I (26f) have discovered that my husband (28m) follows half naked girls on instagram. Now normally something like this wouldn’t be too bothersome for me except that he deleted his active instagram years ago because he “hates social media” but then created this sort of throwaway one that I kind of knew about a couple years back. He never really used it and he never really gave me a reason to check on it. He has like 2 followers and follows like 30 people.

Now some context as to why I need to know if I am even allowed to be upset hence why I’m on this forum. I cheated about 18mo ago. We were at a very low point in our marriage and I made an impulsive decision that forever changed me, my husband, and our marriage. For years before this he would follow girls on instagram or add them on Facebook, stay in communication with ex’s, and browse tinder. Now I’m not telling you this to make myself look good or say that “I’m justified in cheating” because I know I’m not and I’m just as much to blame here. It’s purely contextual. A little while after my infidelity (roughly 6mo later) I had found my husband back on dating apps like tinder and bumble talking to women. I told him that this hurt me and if he really wanted to move forward in our relationship that this cannot continue happening. He told me it was like a “coping strategy” because of my infidelity and he would find a better way to work through his feelings.

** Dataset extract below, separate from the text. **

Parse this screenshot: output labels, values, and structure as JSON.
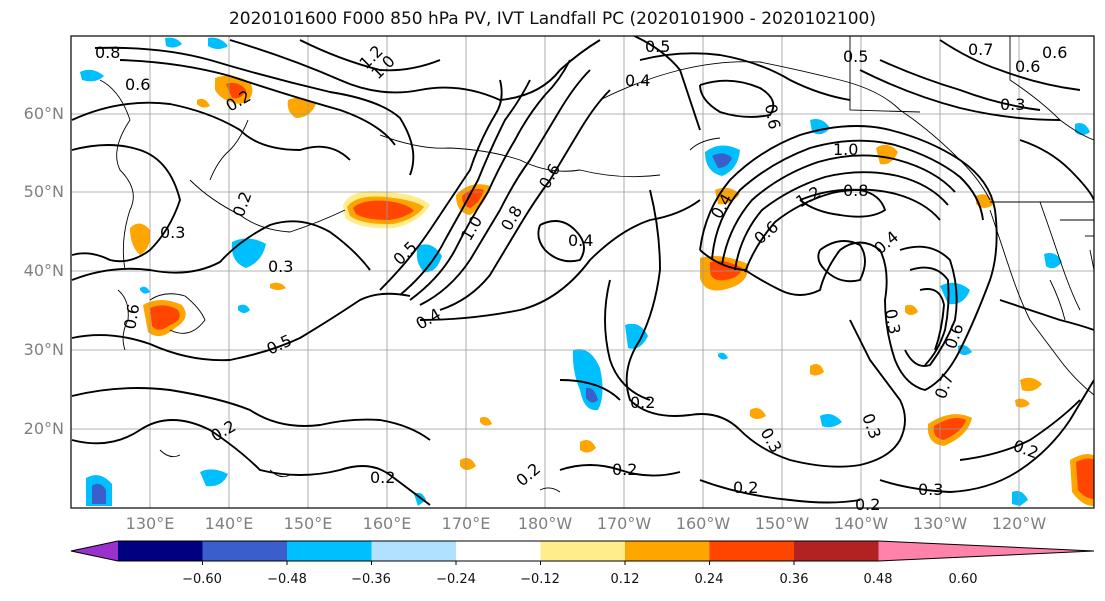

Now we have been working through things and have gotten to what seemed like a good place. Tonight I was helping him work through some technical issues on his phone and an instagram notification popped up. I don’t normally pay any mind to these but the user had a handle for the area we live in. This surprised me as we just moved to the area and don’t know anyone. The woman is very obviously beautiful and put in her bio that she’s single and bartends in the area. I didn’t see any communication between the two of them, but it still made me nervous because she’s a local and neither of us go out. This kind of made me spiral and so I checked who else he is following and low and behold it’s a lot of OF influencer type accounts and I even stumbled on not one but two different accounts of his ex gf. One is your typical instagram and the other is her half naked promoting herself. To make matters worse I’m the only account blocked from his instagram.

I just don’t know what to do. Am I being crazy and taking this too far? Is there too much damage at this point? Is my marriage over? We have gone through so much and I was really hoping we were moving forward. I could really use an unbiased opinion at this point.

5 comments
  1. So you cheated…and now you think your HUSBAND has violated your marriage…by looking at pictures?

    Please divorce this guy so he can find someone who isn’t a complete narcissist. My god.

  2. I think probably the best way forward would be for both of you to go I to therapy both separately and do couples therapy together. Nobody here would know really what’s best for you to do. Was cheating defined at all for you guys and agreed to?

  3. He needs to forgive. You need to forgive yourself.

    You both need to stop seeking validation outside the marriage. If this doesn’t stop, then yes your marriage is over.

  4. Your marriage may not be over but you’re in a tough spot created by the cheating. This may be his extended version of the freebie you owe him. It’s been 8 years though, right? By now, if this is how it’s gonna be, it may mean tension and arguably exused secrecy will continue. If I were you, at this point, I’d come out and ask him if he wants to cheat. If this would end this behavior. Not to say you’d allow it, but it might make him face the reality and let it go and/or move on.

  5. Well, one thing at a time:

    You’re probably asking the wrong question. We don’t have “rights” to feelings. We just have them.

    Understanding them is essential though. So let’s unpack.

    Thirst traps work when people are thirsty. Your husband has plenty of reason to be thirsty. Porn and its slightly more emotionally involved sister, The Social Media Thirst Trap, provide illusions of intimacy that help to keep loneliness at bay.

    You must know that cheating was always going to have repercussions into his self-esteem and inner life.

    But that doesn’t mean it’s his best strategy. It isn’t, and especially if his goal is to honestly face with you why your marriage has several layers of problems. It’s an inability to talk about those problems and address them that left you thirsty, and now the same thing is leaving him thirsty.

    It’s not enough that you discuss. Those discussions have to build bridges of good will between both partners: real intimacy.

    If that good will is all spent, the relationship is done. If not, you both need to discuss again, “What’s our end goal here, and how can we both best cope with the thirst?”